ただ、綾乃みたいに泣きじゃくったりせずに、美栞が、ごく自然に僕に甘えてきたのは意外だった。
「ミカン先輩、あまり痛がりませんでしたね」
「参考書によると、初めての時は凄く痛いと書いてあったので覚悟していたのですが、拍子抜けしました」
同じ処女喪失でも、人によって違うのだなと知った。
「参考書には、男の人は好きでもない女とでもヤレるらしいですが、本当なのですね」
美栞の発言の意図が僕には分からなかった。
「僕は、ミカン先輩のことが好きです」
「無理しなくても良いです。 アナタ、さっき恋してないと言ったじゃないですか」
たしかに言った。返答に困ってしまう。
「ワタシは、先ほどは嘘を言いましたが、森岡に恋してます。多分、うどんよりも好きです」
またしても、意味不明な例えで美栞は重要なことを言う。それに、やっぱり、うどんが好きなんじゃないか、と突っ込みたくなる。
「え……と、ミカン先輩は、僕に恋してるのですか?」
「ワタシは素直に感情を伝えることができないみたいです」
「森岡の事は、ずいぶん前から好きでしたよ。だから綺麗になりたいと思ったし」
美栞は言いかけて、言葉を詰まらせた。
「ミカン先輩?」
「不覚にも、自分の夢を諦めようかとさえ、思いました」
「夢? ですか?」
「はい。ワタシ、来月からイギリスに留学します」
「ええ!?」思わず大きな声を上げて、美栞を見る。
「もし、アナタがワタシの事を好きで、本当に恋人になれるなら、留学はやめようとさえ思いました」
そんな大切なことを、僕のために止めるって、そんなに僕の事が好きになったのか? そんな感情はおくびにも出さずに。
「ミカン先輩が、そんな風に僕の事を思っていてくれたなんて、気づきませんでした」
「ワタシは、素直じゃないのです。素直に自分の気持ちを伝えていたら……」
確かに、美栞はうどんが好きなくせに頑なに否定していた。どこか偏屈な性格だとは思っていたが、僕を好きだと表現していたら、もしかしたら愛莉とのことはなかったかも知れない。
しかし、今の僕は……。
「森岡には、目標とか夢とか、ありますか?」
突如、話題を変えられ、戸惑う。
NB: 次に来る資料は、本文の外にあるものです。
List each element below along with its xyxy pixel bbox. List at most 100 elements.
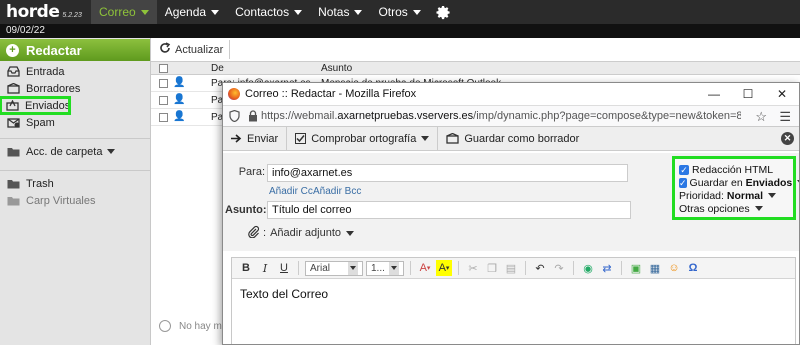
menu-correo[interactable]: Correo: [91, 0, 157, 24]
folder-icon: [6, 178, 20, 190]
send-label: Enviar: [247, 132, 279, 145]
option-other[interactable]: Otras opciones: [679, 202, 789, 215]
add-bcc-link[interactable]: Añadir Bcc: [313, 186, 361, 197]
chevron-down-icon: [294, 9, 303, 15]
highlight-color-icon[interactable]: A ▾: [436, 260, 452, 276]
folder-label: Carp Virtuales: [26, 194, 96, 207]
undo-icon[interactable]: ↶: [532, 260, 548, 276]
divider: [573, 261, 574, 275]
special-char-icon[interactable]: Ω: [685, 260, 701, 276]
sidebar-item-virtual-folders[interactable]: Carp Virtuales: [0, 192, 150, 209]
url-text[interactable]: https://webmail.axarnetpruebas.vservers.…: [261, 110, 741, 122]
folder-icon: [6, 146, 20, 158]
replace-icon[interactable]: ⇄: [599, 260, 615, 276]
list-header: De Asunto: [151, 61, 800, 75]
spellcheck-label: Comprobar ortografía: [311, 132, 417, 145]
spellcheck-button[interactable]: Comprobar ortografía: [287, 126, 439, 151]
sidebar-item-enviados[interactable]: Enviados: [0, 96, 71, 115]
checkbox-check-icon: [295, 133, 307, 144]
column-subject[interactable]: Asunto: [321, 63, 352, 74]
checkbox-checked[interactable]: ✓: [679, 177, 687, 188]
plus-icon: +: [6, 43, 19, 57]
add-cc-link[interactable]: Añadir Cc: [269, 186, 313, 197]
sidebar-item-borradores[interactable]: Borradores: [0, 80, 150, 97]
checkbox-checked[interactable]: ✓: [679, 164, 689, 175]
chevron-down-icon: [412, 9, 421, 15]
lock-icon[interactable]: [245, 110, 261, 122]
emoticon-icon[interactable]: ☺: [666, 260, 682, 276]
bold-icon[interactable]: B: [238, 260, 254, 276]
date-bar: 09/02/22: [0, 24, 800, 38]
option-priority[interactable]: Prioridad: Normal: [679, 189, 789, 202]
attach-button[interactable]: : Añadir adjunto: [247, 225, 355, 241]
save-draft-button[interactable]: Guardar como borrador: [438, 127, 587, 151]
sent-icon: [6, 100, 19, 112]
table-icon[interactable]: ▦: [647, 260, 663, 276]
column-from[interactable]: De: [211, 63, 224, 74]
paste-icon[interactable]: ▤: [503, 260, 519, 276]
info-icon: [159, 320, 171, 332]
row-checkbox[interactable]: [159, 79, 168, 88]
italic-icon[interactable]: I: [257, 260, 273, 276]
to-field[interactable]: info@axarnet.es: [267, 164, 628, 182]
find-icon[interactable]: ◉: [580, 260, 596, 276]
sidebar-item-trash[interactable]: Trash: [0, 175, 150, 192]
sidebar-item-entrada[interactable]: Entrada: [0, 63, 150, 80]
url-domain: axarnetpruebas.vservers.es: [337, 110, 474, 122]
option-save-folder[interactable]: Enviados: [746, 177, 793, 189]
divider: [621, 261, 622, 275]
address-bar[interactable]: https://webmail.axarnetpruebas.vservers.…: [223, 105, 799, 127]
divider: [0, 170, 150, 171]
version-label: 5.2.23: [62, 11, 82, 19]
divider: [410, 261, 411, 275]
font-select[interactable]: Arial: [305, 260, 363, 276]
compose-popup-window: Correo :: Redactar - Mozilla Firefox — ☐…: [222, 82, 800, 345]
chevron-down-icon: [140, 9, 149, 15]
subject-label: Asunto:: [225, 204, 267, 216]
send-button[interactable]: Enviar: [223, 126, 288, 151]
menu-notas[interactable]: Notas: [310, 0, 370, 24]
menu-contactos[interactable]: Contactos: [227, 0, 310, 24]
compose-label: Redactar: [26, 42, 82, 58]
menu-icon[interactable]: ☰: [779, 109, 791, 125]
maximize-icon[interactable]: ☐: [731, 83, 765, 105]
gear-icon[interactable]: [433, 0, 455, 24]
subject-field[interactable]: Título del correo: [267, 201, 631, 219]
option-html[interactable]: ✓ Redacción HTML: [679, 163, 789, 176]
close-compose-icon[interactable]: ✕: [781, 132, 794, 145]
folder-label: Spam: [26, 116, 55, 129]
image-icon[interactable]: ▣: [628, 260, 644, 276]
menu-agenda[interactable]: Agenda: [157, 0, 227, 24]
refresh-button[interactable]: Actualizar: [159, 40, 231, 59]
text-color-icon[interactable]: A ▾: [417, 260, 433, 276]
divider: [525, 261, 526, 275]
shield-icon[interactable]: [223, 110, 245, 122]
menu-otros[interactable]: Otros: [370, 0, 428, 24]
compose-button[interactable]: + Redactar: [0, 39, 150, 61]
priority-value[interactable]: Normal: [727, 190, 763, 202]
compose-headers: Para: info@axarnet.es Añadir Cc Añadir B…: [223, 153, 799, 251]
row-checkbox[interactable]: [159, 96, 168, 105]
no-messages-text: No hay me: [179, 320, 228, 332]
close-icon[interactable]: ✕: [765, 83, 799, 105]
editor-body[interactable]: Texto del Correo: [232, 279, 795, 309]
copy-icon[interactable]: ❐: [484, 260, 500, 276]
size-select[interactable]: 1...: [366, 260, 404, 276]
minimize-icon[interactable]: —: [697, 83, 731, 105]
underline-icon[interactable]: U: [276, 260, 292, 276]
person-icon: 👤: [173, 77, 186, 88]
colon: :: [263, 227, 267, 239]
attach-label: Añadir adjunto: [270, 227, 342, 239]
redo-icon[interactable]: ↷: [551, 260, 567, 276]
folder-actions-menu[interactable]: Acc. de carpeta: [0, 143, 150, 160]
horde-logo[interactable]: horde 5.2.23: [0, 0, 91, 24]
option-save-label: Guardar en: [689, 176, 743, 189]
divider: [0, 138, 150, 139]
select-all-checkbox[interactable]: [159, 64, 168, 73]
option-save-in[interactable]: ✓ Guardar en Enviados: [679, 176, 799, 189]
row-checkbox[interactable]: [159, 113, 168, 122]
bookmark-star-icon[interactable]: ☆: [755, 109, 767, 125]
sidebar-item-spam[interactable]: Spam: [0, 114, 150, 131]
cut-icon[interactable]: ✂: [465, 260, 481, 276]
url-suffix: /imp/dynamic.php?page=compose&type=new&t…: [473, 110, 741, 122]
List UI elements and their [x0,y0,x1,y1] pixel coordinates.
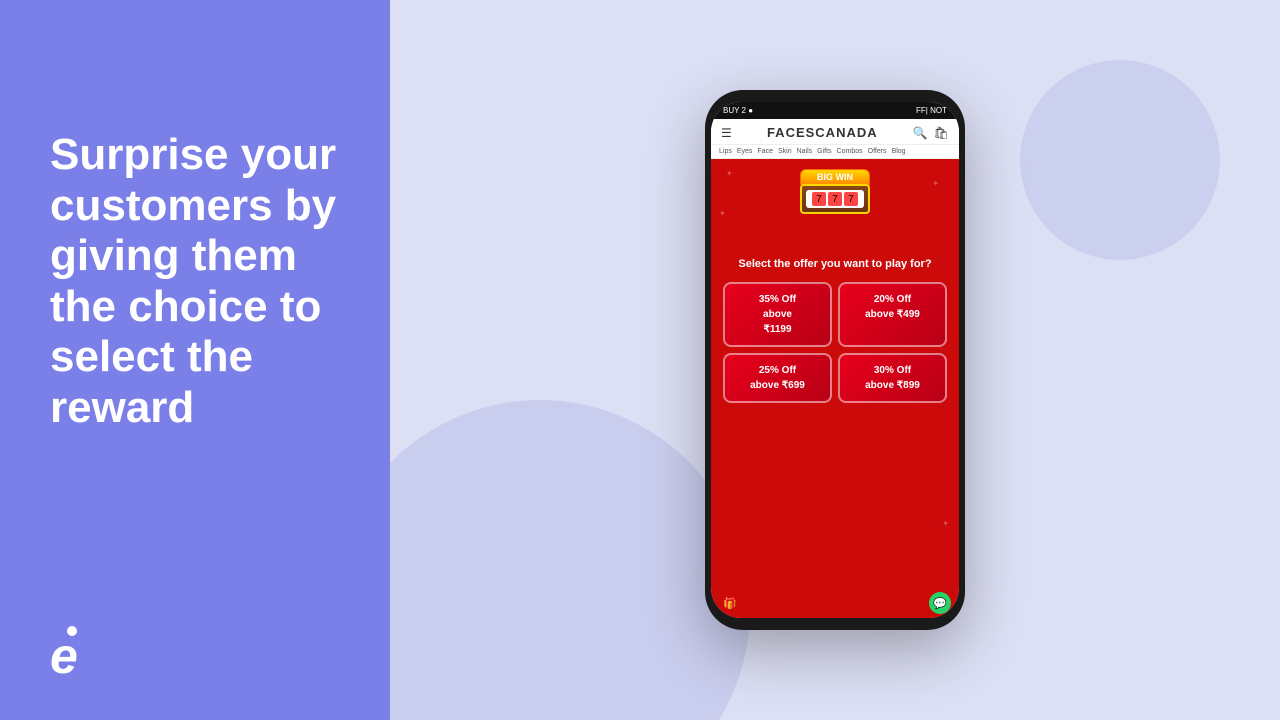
offer-card-3-text: 25% Offabove ₹699 [729,363,826,393]
cart-icon[interactable]: 🛍 [934,126,949,140]
svg-text:e: e [50,628,78,675]
offer-card-4[interactable]: 30% Offabove ₹899 [838,353,947,403]
logo-area: e [50,623,345,680]
sub-nav: Lips Eyes Face Skin Nails Gifts Combos O… [711,145,959,159]
right-panel: BUY 2 ● FF| NOT ☰ FACESCANADA 🔍 🛍 Lips E… [390,0,1280,720]
status-left: BUY 2 ● [723,106,753,115]
sparkle-2: ✦ [932,179,939,188]
sparkle-3: ✦ [719,209,726,218]
reel-3: 7 [844,192,858,206]
headline-area: Surprise your customers by giving them t… [50,50,345,434]
left-panel: Surprise your customers by giving them t… [0,0,390,720]
headline-text: Surprise your customers by giving them t… [50,130,345,434]
status-bar: BUY 2 ● FF| NOT [711,102,959,119]
big-win-banner: BIG WIN [800,169,870,185]
decorative-circle-large [390,400,750,720]
reel-2: 7 [828,192,842,206]
phone-bottom-bar: 🎁 💬 [711,588,959,618]
nav-item-skin[interactable]: Skin [778,148,792,155]
slot-reels: 7 7 7 [806,190,864,208]
search-icon[interactable]: 🔍 [913,126,928,140]
status-right: FF| NOT [916,106,947,115]
slot-body: 7 7 7 [800,184,870,214]
nav-icons: 🔍 🛍 [913,126,949,140]
offers-grid: 35% Offabove₹1199 20% Offabove ₹499 25% … [723,282,947,403]
whatsapp-icon-button[interactable]: 💬 [929,592,951,614]
reel-1: 7 [812,192,826,206]
sparkle-4: ✦ [942,519,949,528]
nav-item-offers[interactable]: Offers [868,148,887,155]
offer-card-4-text: 30% Offabove ₹899 [844,363,941,393]
offer-card-2-text: 20% Offabove ₹499 [844,292,941,322]
nav-item-blog[interactable]: Blog [892,148,906,155]
sparkle-1: ✦ [726,169,733,178]
phone-screen: BUY 2 ● FF| NOT ☰ FACESCANADA 🔍 🛍 Lips E… [711,102,959,618]
offer-card-1-text: 35% Offabove₹1199 [729,292,826,337]
nav-item-lips[interactable]: Lips [719,148,732,155]
offer-card-2[interactable]: 20% Offabove ₹499 [838,282,947,347]
phone-content: ✦ ✦ ✦ ✦ BIG WIN 7 7 7 [711,159,959,588]
phone-mockup: BUY 2 ● FF| NOT ☰ FACESCANADA 🔍 🛍 Lips E… [705,90,965,630]
offer-prompt: Select the offer you want to play for? [738,257,931,272]
engati-logo-icon: e [50,623,102,675]
nav-item-combos[interactable]: Combos [837,148,863,155]
nav-item-nails[interactable]: Nails [797,148,813,155]
decorative-circle-small [1020,60,1220,260]
nav-item-gifts[interactable]: Gifts [817,148,831,155]
nav-bar: ☰ FACESCANADA 🔍 🛍 [711,119,959,145]
nav-item-face[interactable]: Face [757,148,773,155]
slot-machine: BIG WIN 7 7 7 [790,169,880,249]
brand-name: FACESCANADA [767,125,878,140]
offer-card-1[interactable]: 35% Offabove₹1199 [723,282,832,347]
offer-card-3[interactable]: 25% Offabove ₹699 [723,353,832,403]
hamburger-icon[interactable]: ☰ [721,126,732,140]
gift-icon-button[interactable]: 🎁 [719,592,741,614]
nav-item-eyes[interactable]: Eyes [737,148,753,155]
僕は、どうなのだろう?
「僕は……」
「ワタシの目標は、日本人の女性で初めてのノーベル賞受賞者になる事です」
「あ……、あ……」
美栞は本気なのだろう、しかし、あまりにも大きな目標に、僕は唖然とする。
「変ですか? ワタシの目標は」
「いえ、あまりにも大きな目標なので、ビックリしただけです」
「アナタのおかげで、日本に思い残すことは無くなりました」
美栞は、そう言うとギュッと抱きついてきた。大きな胸が圧しつけられる。
「森岡が好き……」
「ミカン先輩」
「恋愛は苦しいものだと知りました。そして、セックスは満たされるものだという事も」
「ミカン先輩、イギリスにうどんを送ります。だから、月並みだけど……
頑張ってください」
美栞は、顔をあげ驚いた表情を見せる。
「アナタ、ふざけてますね? この状況で、うどんですか?」
「いえ、真面目ですよーー」
「まあ、良いです。 たまには電話してください。ワタシも頑張れます。
それから……」
「はい?」
「森岡が、自分が何をすべきか見つけたときは、教えてください」
「はい、きっと、報告します」
「森岡も、好きな人がいたら、素直になりなさい」
僕が好きな人……、愛莉には恋人に慣れないと言われた。そして、小梢とも付き合えない。いつか僕にも、普通の恋愛ができる日が来るのだろうか?
「でも、ミカン先輩が言っても説得力ないかと」
「そうですね。ワタシも今度好きな人ができたら、素直になります」
「ミカン先輩なら、引く手あまただと思います」
この爆乳は、男なら放っておけないだろう。それに童顔で可愛い美栞にアプローチをかけてくる男性は、いくらでもいると思った。
「ワタシがノーベル賞を受賞したら、森岡は自慢して良いですよ」
「ええ、マスコミにミカン先輩の初めての男は僕だって、インタビューに答えますよ 笑」
「アナタ、やはり、ふざけてますね」
「真面目ですよ。 ミカン先輩がノーベル賞を受賞して会見を開いているシーンを思い浮かべてました」
「森岡……」
美栞は、自ら唇を合わせてくる。
(さようなら……、ミカン先輩)
惜別のキスなのに、小梢の時と違い、悲しみはなかった。